Active research includes:
Robustness – investigating multi-hypothesis graph-based approaches to dealing with change and uncertainty in both geometry and appearance on a global and local level. Compact representations to aid localization. Memory based approaches to persistent navigation. Robust recovery behavior to handle the periods of vision blackout during navigation.
Robot Navigation Using Human Cues
This work shows that by using only symbolic language phrases, a mobile robot can purposefully navigate to specified rooms in previously unexplored environments. The robot intelligently organises a symbolic language description of the unseen environment and
“imagines” a representative map, called the abstract map. The abstract map is an internal representation of the topological structure and spatial layout of symbolically defined locations. To perform goal-directed exploration, the abstract map creates a high-level semantic plan to reason about spaces beyond the robot’s known world. While completing the plan, the robot uses the metric guidance provided by a spatial layout, and grounded observations of door labels, to efficiently guide its navigation. The system is shown to complete exploration in unexplored spaces by travelling only 13.3% further than the optimal path.
link to project page
Persistent navigation in densely crowded environments
Current state-of-the-art methods to tackle the problems of mapping, localizing, navigating and planning by mobile robots have been shown to produce desirable and promising results when dealing with each of these problems individually.

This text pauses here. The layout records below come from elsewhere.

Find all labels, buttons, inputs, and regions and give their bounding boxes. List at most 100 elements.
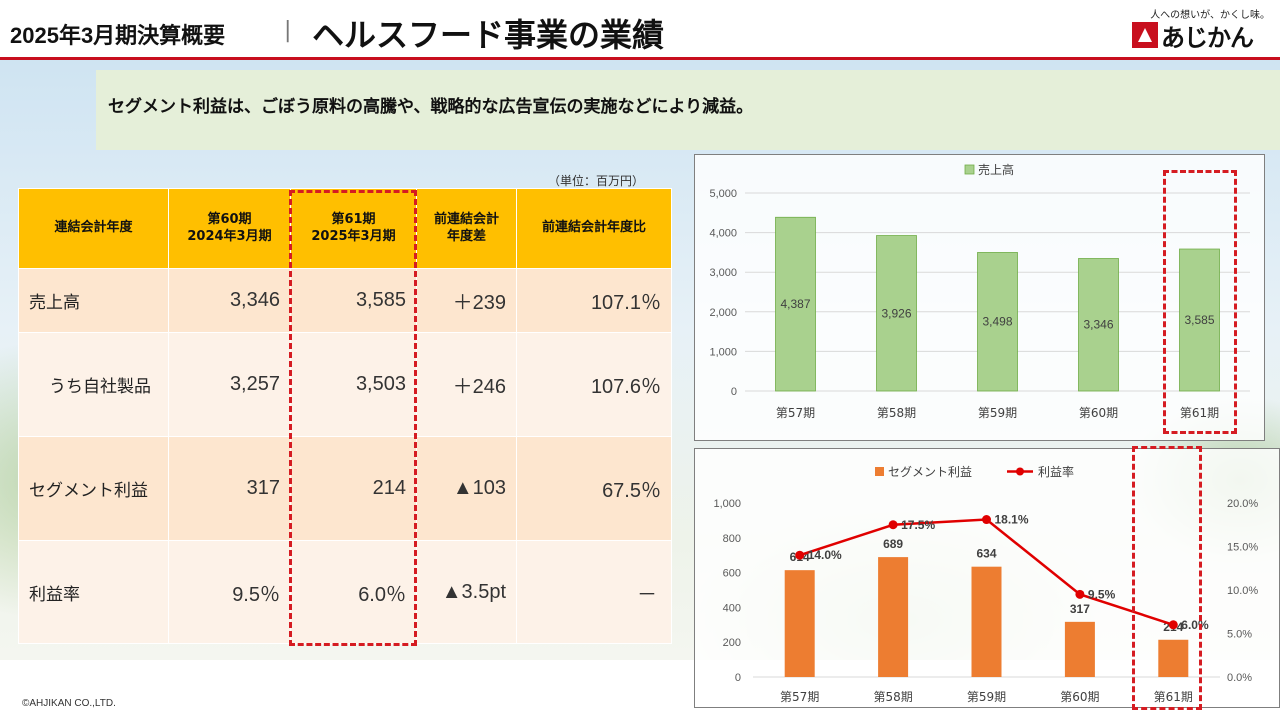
y-tick-label: 1,000 <box>709 346 737 358</box>
row-label: セグメント利益 <box>18 436 169 541</box>
slide-header: 2025年3月期決算概要 | ヘルスフード事業の業績 人への想いが、かくし味。 … <box>0 0 1280 60</box>
logo-tagline: 人への想いが、かくし味。 <box>1150 10 1270 21</box>
cell-p60: 3,346 <box>168 268 291 333</box>
x-tick-label: 第57期 <box>780 690 819 704</box>
sales-data-label: 3,346 <box>1083 318 1113 332</box>
x-tick-label: 第61期 <box>1154 690 1193 704</box>
y-tick-label: 5,000 <box>709 188 737 200</box>
y-tick-label: 800 <box>723 533 741 545</box>
x-tick-label: 第57期 <box>776 406 815 420</box>
row-label: 売上高 <box>18 268 169 333</box>
logo-mark-icon <box>1132 22 1158 48</box>
y2-tick-label: 20.0% <box>1227 498 1258 510</box>
profit-bar <box>1064 621 1095 677</box>
margin-point <box>982 515 991 525</box>
page-subtitle: 2025年3月期決算概要 <box>10 23 226 48</box>
legend-label-sales: 売上高 <box>978 162 1014 177</box>
summary-banner: セグメント利益は、ごぼう原料の高騰や、戦略的な広告宣伝の実施などにより減益。 <box>96 70 1280 150</box>
y2-tick-label: 10.0% <box>1227 585 1258 597</box>
y-tick-label: 0 <box>735 672 741 684</box>
header-cell-period-61: 第61期 2025年3月期 <box>290 188 417 269</box>
x-tick-label: 第59期 <box>967 690 1006 704</box>
profit-chart: 0 200 400 600 800 1,000 0.0% 5.0% 10.0% 15.0% 20.0… <box>713 464 1258 704</box>
y-tick-label: 4,000 <box>709 228 737 240</box>
cell-p60: 3,257 <box>168 332 291 437</box>
header-divider <box>0 57 1280 60</box>
y-tick-label: 3,000 <box>709 267 737 279</box>
unit-label: （単位：百万円） <box>548 174 645 188</box>
cell-p61: 3,585 <box>290 268 417 333</box>
sales-bar <box>1179 248 1220 392</box>
cell-diff: ＋239 <box>416 268 517 333</box>
company-logo: あじかん <box>1132 20 1272 52</box>
logo-text: あじかん <box>1161 23 1254 52</box>
highlight-period-61-profit <box>1132 446 1202 710</box>
header-cell-yoy-diff: 前連結会計 年度差 <box>416 188 517 269</box>
sales-chart: 0 1,000 2,000 3,000 4,000 5,000 4,387 第57期 3,926… <box>709 162 1250 420</box>
profit-bar <box>971 566 1002 677</box>
x-tick-label: 第59期 <box>978 406 1017 420</box>
header-cell-fiscal-year: 連結会計年度 <box>18 188 169 269</box>
sales-data-label: 4,387 <box>780 297 810 311</box>
y-tick-label: 400 <box>723 602 741 614</box>
sales-data-label: 3,585 <box>1184 313 1214 327</box>
title-separator: | <box>284 18 292 43</box>
row-label: うち自社製品 <box>18 332 169 437</box>
table-header-row: 連結会計年度 第60期 2024年3月期 第61期 2025年3月期 前連結会計 年度… <box>18 188 672 269</box>
copyright: ©AHJIKAN CO.,LTD. <box>22 698 116 709</box>
x-tick-label: 第60期 <box>1079 406 1118 420</box>
profit-data-label: 689 <box>883 537 903 551</box>
cell-p60: 317 <box>168 436 291 541</box>
header-cell-yoy-ratio: 前連結会計年度比 <box>516 188 672 269</box>
margin-data-label: 6.0% <box>1181 618 1209 632</box>
sales-bar <box>775 216 816 392</box>
x-tick-label: 第61期 <box>1180 406 1219 420</box>
header-cell-period-60: 第60期 2024年3月期 <box>168 188 291 269</box>
y-tick-label: 1,000 <box>713 498 741 510</box>
margin-data-label: 17.5% <box>901 518 935 532</box>
results-table: 連結会計年度 第60期 2024年3月期 第61期 2025年3月期 前連結会計 年度… <box>18 188 672 644</box>
cell-diff: ▲103 <box>416 436 517 541</box>
y2-tick-label: 0.0% <box>1227 672 1252 684</box>
sales-data-label: 3,926 <box>881 306 911 320</box>
legend-swatch-sales <box>964 164 975 175</box>
cell-ratio: － <box>516 540 672 644</box>
y2-tick-label: 15.0% <box>1227 542 1258 554</box>
cell-ratio: 107.1％ <box>516 268 672 333</box>
x-tick-label: 第58期 <box>877 406 916 420</box>
y-tick-label: 600 <box>723 568 741 580</box>
sales-bar <box>876 235 917 392</box>
margin-data-label: 14.0% <box>808 548 842 562</box>
profit-bar <box>878 557 909 677</box>
cell-diff: ＋246 <box>416 332 517 437</box>
y-tick-label: 2,000 <box>709 307 737 319</box>
x-tick-label: 第60期 <box>1060 690 1099 704</box>
sales-chart-panel: 0 1,000 2,000 3,000 4,000 5,000 4,387 第57期 3,926… <box>694 154 1265 441</box>
margin-point <box>1075 589 1085 599</box>
margin-data-label: 9.5% <box>1088 587 1116 601</box>
sales-bar <box>977 252 1018 392</box>
highlight-period-61-sales <box>1163 170 1237 434</box>
profit-bar <box>784 570 815 677</box>
table-row: 利益率 9.5％ 6.0％ ▲3.5pt － <box>18 540 672 644</box>
margin-data-label: 18.1% <box>995 513 1029 527</box>
y-tick-label: 200 <box>723 637 741 649</box>
row-label: 利益率 <box>18 540 169 644</box>
profit-bar <box>1158 639 1189 677</box>
margin-point <box>1168 620 1178 630</box>
legend-swatch-margin-point <box>1016 467 1024 476</box>
cell-ratio: 67.5％ <box>516 436 672 541</box>
sales-bar <box>1078 258 1119 392</box>
margin-point <box>795 550 805 560</box>
profit-data-label: 634 <box>976 547 996 561</box>
sales-data-label: 3,498 <box>982 315 1012 329</box>
legend-label-profit: セグメント利益 <box>888 465 972 479</box>
highlight-period-61-table <box>289 190 417 646</box>
x-tick-label: 第58期 <box>873 690 912 704</box>
legend-label-margin: 利益率 <box>1038 464 1074 479</box>
cell-p60: 9.5％ <box>168 540 291 644</box>
cell-ratio: 107.6％ <box>516 332 672 437</box>
y2-tick-label: 5.0% <box>1227 629 1252 641</box>
cell-diff: ▲3.5pt <box>416 540 517 644</box>
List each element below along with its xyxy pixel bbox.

However, there are few mobile robots which are able to demonstrate long-term autonomy using all these methods together while operating unsupervised in a real-life environment. One example of such an environment is a public event. The main characteristic of these events is that they are densely crowded most of the time which introduces a new set of challenges for mobile robots.
Long-term operation in everyday environment (Bookshop as an example)
The main challenge in mapping non-stationary environments for mobile robots comes from the fact that the configuration of the environment can change in unpredictable ways. Therefore, the internal representation which the robot holds about the state of the surrounding environment can easily become invalid and out-of-date. The consequences of this fact can have catastrophic effects on the performance and the efficiency of the planning and navigation of the robot. This work presents a method to enable a mobile robot working in non-stationary environments to plan its path and localize within multiple map hypotheses simultaneously. The maps are generated using a long-term and short-term memory mechanism that ensures only persistent configurations in the environment are selected to create the maps. In order to evaluate the proposed method, experimentation is conducted in an office and a bookshop environment. Compared to navigation systems that use only one map, our system produces superior path planning and navigation in a non-stationary environment where paths can be blocked periodically, a common scenario which poses significant challenges for typical planners.